Billy Burns, Moore, Sean Reidy and McGrath have all penned deals to stay with the side, while Stockdale's signing of a first central contract will keep him in the white jersey too.
When it comes to outgoings, at least five members at the upper end of the Academy have been told they are free to explore other opportunities, with the same number again from the lower end of the senior panel also set to move on.
But with it seemingly increasingly likely that Addison, Murphy and Louis Ludik will all be around next year too, additions have been targeted that will give greater depth in key specialised positions.

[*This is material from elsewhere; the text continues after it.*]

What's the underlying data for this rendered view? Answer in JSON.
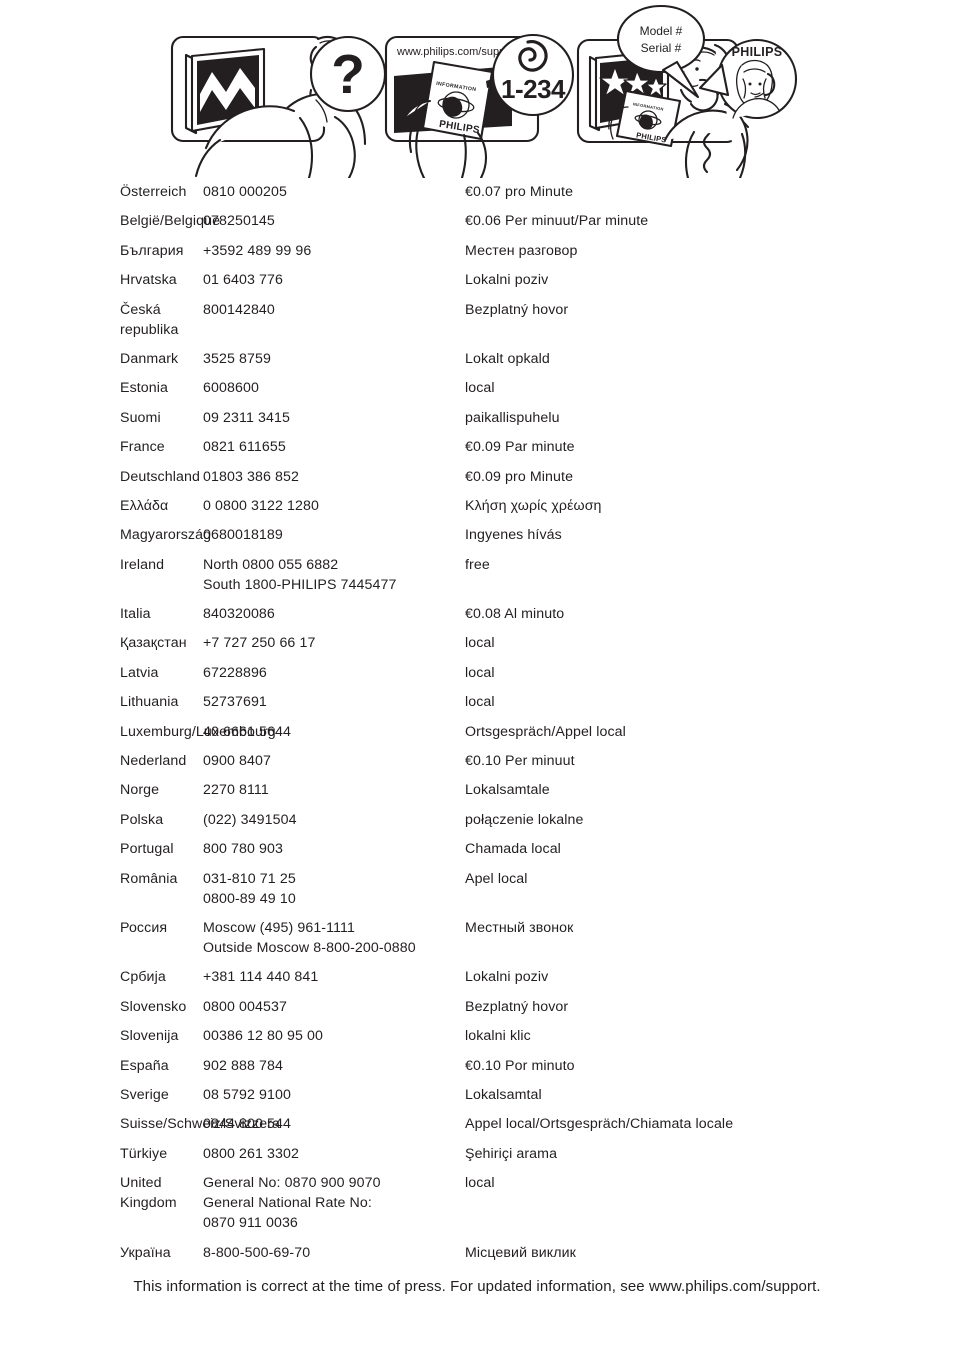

The arrivals of former All Black Alby Mathewson and the 30-times-capped Irish international Ian Madigan will give the side a greater level of experience among their half-backs like the days when Paul Marshall and Ian Humphreys provided back-up to Ruan Pienaar and Paddy Jackson.
Against such a backdrop, some of the reaction to the weekend's confirmation of Madigan's signing was curiously heated.
With Burns the recipient of a two-year deal last autumn and a Six Nations squad place in January, he is clearly well thought of in Kingspan Stadium and has already had a show of faith. His performances this season have been assured, his kicking game a good foil for the heroics of scrum-half John Cooney.
He has, though, played through injury and ailment too. And while the 23-year-old Bill Johnston impressed in his two outings prior to the coronavirus-enforced stoppage to this season, another more experienced option figures to be a welcome addition.
Leinster haven't become the best side in Europe by worrying about what the return from injury of Dan Leavy and Jack Conan will mean for Scott Penny, Max Deegan and Caelan Doris.
Clever rotation, a packed schedule, injuries and international commitments all combine to ensure there are more than enough minutes to accommodate wider squads than ever before - the more options available to McFarland the better.
While the competitive instinct is no doubt still strong, Madigan, who had lost his starting berth at Bristol to the younger Callum Sheedy this season, will not arrive as the Irish international that left these shores for Bordeaux in 2016 and expecting to immediately banish Burns, Johnston or Mike Lowry into the wilderness, nor will he be paid like it. He signs not as a replacement but an addition, one with some key points of difference.
He brings a wealth of experience, versatility and a reputation as a good team-mate even when selection calls haven't gone his way. On a one-year deal, any risk is minimal too.
In a season that already seems sure to be another test of a club's entire squad given the inevitability of rescheduled Six Nations games for the autumn, that could prove a valuable commodity indeed.